– Бобо, я не имею права! – сказал я.
– Тебя как зовут?
– Трумэн. Бен Трумэн.
– Офицер Трумэн, не мне вас жизни учить. Хочешь получать, умей давать. Такова селяви. Капитализм, мать его.
– Бобо, ты знаешь, где отсиживается Брекстон?
– Вот видишь, какой ты, начальник. Получать хочешь, а чтоб дать...
Я вынул из кармана двадцатку, помял ее в руке. Двадцать долларов для меня большие деньги. Я не Гиттенс, у меня нет робингудовских мешков с золотом, отнятых у наркодельцов!
Бобо взглянул на двадцатку и никак не отреагировал.
– Ты мне прибор дай! Прибор сюда давай!
– Нет!
– Тогда ищи Брекстона сам.
– Бобо, я ведь могу еще разок дубинкой по яйцам. Судя по опыту, это тебе очень освежает память.
– Мочь-то можешь, да кишка тонка.
– Почему это?
– Вижу по роже.
– Ты, дружок, меня не знаешь!
– Знаю. Я тебя насквозь вижу.
Он сделал внезапное резкое движение в сторону шприца.
Довольно жалкая попытка, я мгновенно схватил шприц.
Бобо упал на бок и захохотал. Конечно, это был хохот особенный – словно из-под подушки и в замедленном темпе.
Я внимательно изучил содержимое шприца, на удивление чистенького и почти невесомого. Какая дрянь в нем – я мог только догадываться.
– Ты того... дай сюда!
– Бобо, не начинай снова. У меня не допросишься. Да и не нужно тебе!
– Я лучше тебя знаю, чего мне нужно!
– Ты знаешь, что тебе нужно. Я знаю, что мне нужно. Где Брекстон?
– А если скажу, ты мне пособишь?
Я отрицательно помотал головой.
– Тогда будем ждать, кого он укокошит следующим.
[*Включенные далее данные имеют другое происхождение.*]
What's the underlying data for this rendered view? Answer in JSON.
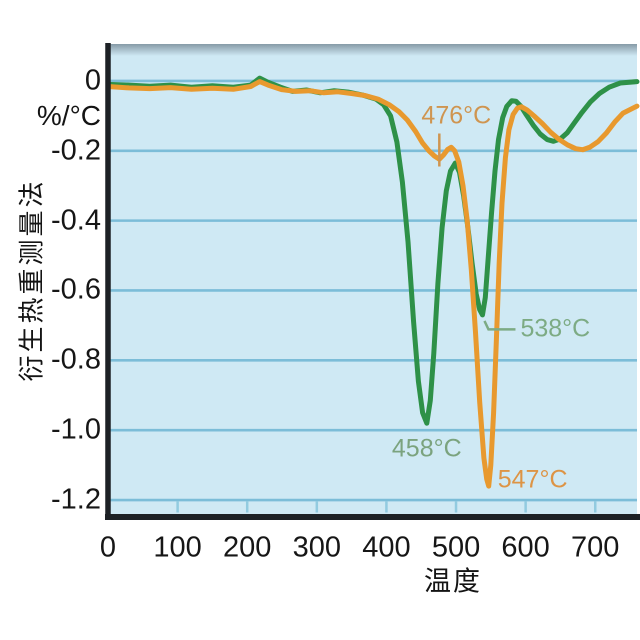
{
  "figure": {
    "background": "#ffffff",
    "plot_background": "#cfe9f4",
    "gridline_color": "#7cbdd8",
    "tick_mark_color": "#92cbe0",
    "axis_line_color": "#1d2125",
    "top_shadow_color": "#5f707d"
  },
  "chart_data": {
    "type": "line",
    "title": "",
    "xlabel": "温度",
    "ylabel": "衍生热重测量法",
    "y_unit": "%/°C",
    "xlim": [
      0,
      760
    ],
    "ylim": [
      -1.24,
      0.1
    ],
    "grid": true,
    "legend": "none",
    "x_ticks": [
      0,
      100,
      200,
      300,
      400,
      500,
      600,
      700
    ],
    "y_ticks": {
      "labels": [
        "0",
        "-0.2",
        "-0.4",
        "-0.6",
        "-0.8",
        "-1.0",
        "-1.2"
      ],
      "values": [
        0,
        -0.2,
        -0.4,
        -0.6,
        -0.8,
        -1.0,
        -1.2
      ]
    },
    "series": [
      {
        "name": "sample-green",
        "color": "#2e9148",
        "peaks": [
          {
            "T": 458,
            "v": -0.98
          },
          {
            "T": 538,
            "v": -0.67
          }
        ],
        "points": [
          [
            0,
            -0.01
          ],
          [
            30,
            -0.012
          ],
          [
            60,
            -0.015
          ],
          [
            90,
            -0.012
          ],
          [
            120,
            -0.018
          ],
          [
            150,
            -0.014
          ],
          [
            180,
            -0.018
          ],
          [
            205,
            -0.012
          ],
          [
            218,
            0.008
          ],
          [
            230,
            -0.004
          ],
          [
            248,
            -0.018
          ],
          [
            265,
            -0.03
          ],
          [
            285,
            -0.026
          ],
          [
            305,
            -0.034
          ],
          [
            325,
            -0.028
          ],
          [
            345,
            -0.032
          ],
          [
            365,
            -0.04
          ],
          [
            385,
            -0.052
          ],
          [
            396,
            -0.068
          ],
          [
            406,
            -0.1
          ],
          [
            415,
            -0.175
          ],
          [
            423,
            -0.29
          ],
          [
            431,
            -0.46
          ],
          [
            439,
            -0.69
          ],
          [
            446,
            -0.86
          ],
          [
            452,
            -0.95
          ],
          [
            458,
            -0.98
          ],
          [
            463,
            -0.915
          ],
          [
            468,
            -0.78
          ],
          [
            474,
            -0.58
          ],
          [
            480,
            -0.42
          ],
          [
            486,
            -0.315
          ],
          [
            492,
            -0.258
          ],
          [
            499,
            -0.235
          ],
          [
            505,
            -0.262
          ],
          [
            511,
            -0.33
          ],
          [
            517,
            -0.42
          ],
          [
            523,
            -0.52
          ],
          [
            529,
            -0.61
          ],
          [
            534,
            -0.655
          ],
          [
            538,
            -0.67
          ],
          [
            542,
            -0.62
          ],
          [
            546,
            -0.515
          ],
          [
            551,
            -0.38
          ],
          [
            556,
            -0.258
          ],
          [
            561,
            -0.168
          ],
          [
            567,
            -0.105
          ],
          [
            573,
            -0.073
          ],
          [
            580,
            -0.057
          ],
          [
            586,
            -0.058
          ],
          [
            593,
            -0.072
          ],
          [
            601,
            -0.097
          ],
          [
            611,
            -0.127
          ],
          [
            621,
            -0.152
          ],
          [
            631,
            -0.168
          ],
          [
            640,
            -0.173
          ],
          [
            650,
            -0.166
          ],
          [
            660,
            -0.148
          ],
          [
            670,
            -0.12
          ],
          [
            681,
            -0.09
          ],
          [
            693,
            -0.06
          ],
          [
            706,
            -0.036
          ],
          [
            720,
            -0.018
          ],
          [
            736,
            -0.006
          ],
          [
            760,
            -0.002
          ]
        ]
      },
      {
        "name": "sample-orange",
        "color": "#e8992e",
        "peaks": [
          {
            "T": 476,
            "v": -0.22
          },
          {
            "T": 547,
            "v": -1.16
          }
        ],
        "points": [
          [
            0,
            -0.016
          ],
          [
            30,
            -0.02
          ],
          [
            60,
            -0.022
          ],
          [
            90,
            -0.019
          ],
          [
            120,
            -0.024
          ],
          [
            150,
            -0.021
          ],
          [
            180,
            -0.024
          ],
          [
            205,
            -0.016
          ],
          [
            218,
            -0.002
          ],
          [
            230,
            -0.012
          ],
          [
            250,
            -0.025
          ],
          [
            270,
            -0.03
          ],
          [
            290,
            -0.028
          ],
          [
            310,
            -0.034
          ],
          [
            330,
            -0.031
          ],
          [
            350,
            -0.036
          ],
          [
            370,
            -0.042
          ],
          [
            388,
            -0.052
          ],
          [
            404,
            -0.068
          ],
          [
            418,
            -0.088
          ],
          [
            430,
            -0.112
          ],
          [
            442,
            -0.145
          ],
          [
            452,
            -0.178
          ],
          [
            461,
            -0.2
          ],
          [
            469,
            -0.215
          ],
          [
            476,
            -0.224
          ],
          [
            482,
            -0.212
          ],
          [
            488,
            -0.196
          ],
          [
            493,
            -0.19
          ],
          [
            498,
            -0.2
          ],
          [
            504,
            -0.232
          ],
          [
            510,
            -0.3
          ],
          [
            516,
            -0.4
          ],
          [
            522,
            -0.54
          ],
          [
            528,
            -0.72
          ],
          [
            534,
            -0.92
          ],
          [
            540,
            -1.08
          ],
          [
            544,
            -1.14
          ],
          [
            547,
            -1.16
          ],
          [
            550,
            -1.1
          ],
          [
            554,
            -0.95
          ],
          [
            558,
            -0.74
          ],
          [
            562,
            -0.52
          ],
          [
            566,
            -0.35
          ],
          [
            571,
            -0.22
          ],
          [
            576,
            -0.14
          ],
          [
            582,
            -0.096
          ],
          [
            588,
            -0.078
          ],
          [
            594,
            -0.074
          ],
          [
            602,
            -0.083
          ],
          [
            612,
            -0.1
          ],
          [
            624,
            -0.122
          ],
          [
            636,
            -0.147
          ],
          [
            648,
            -0.167
          ],
          [
            660,
            -0.183
          ],
          [
            672,
            -0.194
          ],
          [
            682,
            -0.197
          ],
          [
            692,
            -0.19
          ],
          [
            704,
            -0.174
          ],
          [
            716,
            -0.149
          ],
          [
            728,
            -0.118
          ],
          [
            740,
            -0.092
          ],
          [
            760,
            -0.072
          ]
        ]
      }
    ],
    "annotations": [
      {
        "id": "a476",
        "text": "476°C",
        "series": "sample-orange",
        "color": "#cf9550",
        "target": {
          "T": 476,
          "v": -0.225
        },
        "placement": "arrow-above"
      },
      {
        "id": "a458",
        "text": "458°C",
        "series": "sample-green",
        "color": "#7ba37e",
        "target": {
          "T": 458,
          "v": -0.98
        },
        "placement": "below"
      },
      {
        "id": "a538",
        "text": "538°C",
        "series": "sample-green",
        "color": "#7dab84",
        "target": {
          "T": 538,
          "v": -0.67
        },
        "placement": "elbow-right"
      },
      {
        "id": "a547",
        "text": "547°C",
        "series": "sample-orange",
        "color": "#dd9445",
        "target": {
          "T": 547,
          "v": -1.16
        },
        "placement": "right-of-tip"
      }
    ]
  }
}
Я потоптался-потоптался, затем подошел к нему и протянул шприц.
– И это!
Бобо показал на ремень.
Медленно, с остановками он закатал рукав и медленно, с остановками перевязал руку у плеча ремнем.
Эти действия так утомили Бобо, что его правая рука со шприцем бессильно упала вдоль тела.
– Вко-ли! – выдавил он.
Я даже попятился и замахал руками.
– Хо-чешь... знать... где... Брек-стон?
– Да!
– Ну!
Я подошел, взял у него шприц и склонился над ним.
– Не тя-ни!
– Скажешь – вколю.
– Обманешь, гад!
– Нет. Где Брекстон?
– Обманешь, гад!
Я сделал шаг назад.
– Коли, мать твою!
– Нет.
– В церкви на Мишн-авеню. Кэлвери Пентекостал. Тамошний священник Уолкер всегда дает приют Брекстону, когда дела плохи. Знает Харолда с пеленок. Он за него стеной. Брекстон, наверное, там.
Это признание на самом деле растянулось на добрую минуту. Слог за слогом, слог за слогом...
Я слово сдержал. Получив укол, Бобо почти мгновенно «улетел».
Спускаясь по лестнице, я думал: Гиттенс на моем месте поступил бы так же, Гиттенс на моем месте поступил бы так же...
Но от этой мысли на душе легче не становилось.
Разумеется, я помчался к церкви. Однако в тот день я Брекстона там не застал.
В следующие дни, продолжая дежурить на Хьюсон-стрит, я регулярно по нескольку раз в сутки наведывался в церковь Кэлвери Пентекостал. Я не отчаивался и уже рисовал в своем воображении, как я в одиночку поймаю Брекстона и красиво завершу дело.
Чего я не знал, так это того, что бостонские ищейки уже нашли нового подозреваемого.
Меня.
25
– Твое имя встречается в досье Данцигера.
В этом неожиданном сообщении не было ничего странного.
Однако сделанный из этого невинного факта вывод был такого свойства, что у меня волосы мало-мало дыбом не встали!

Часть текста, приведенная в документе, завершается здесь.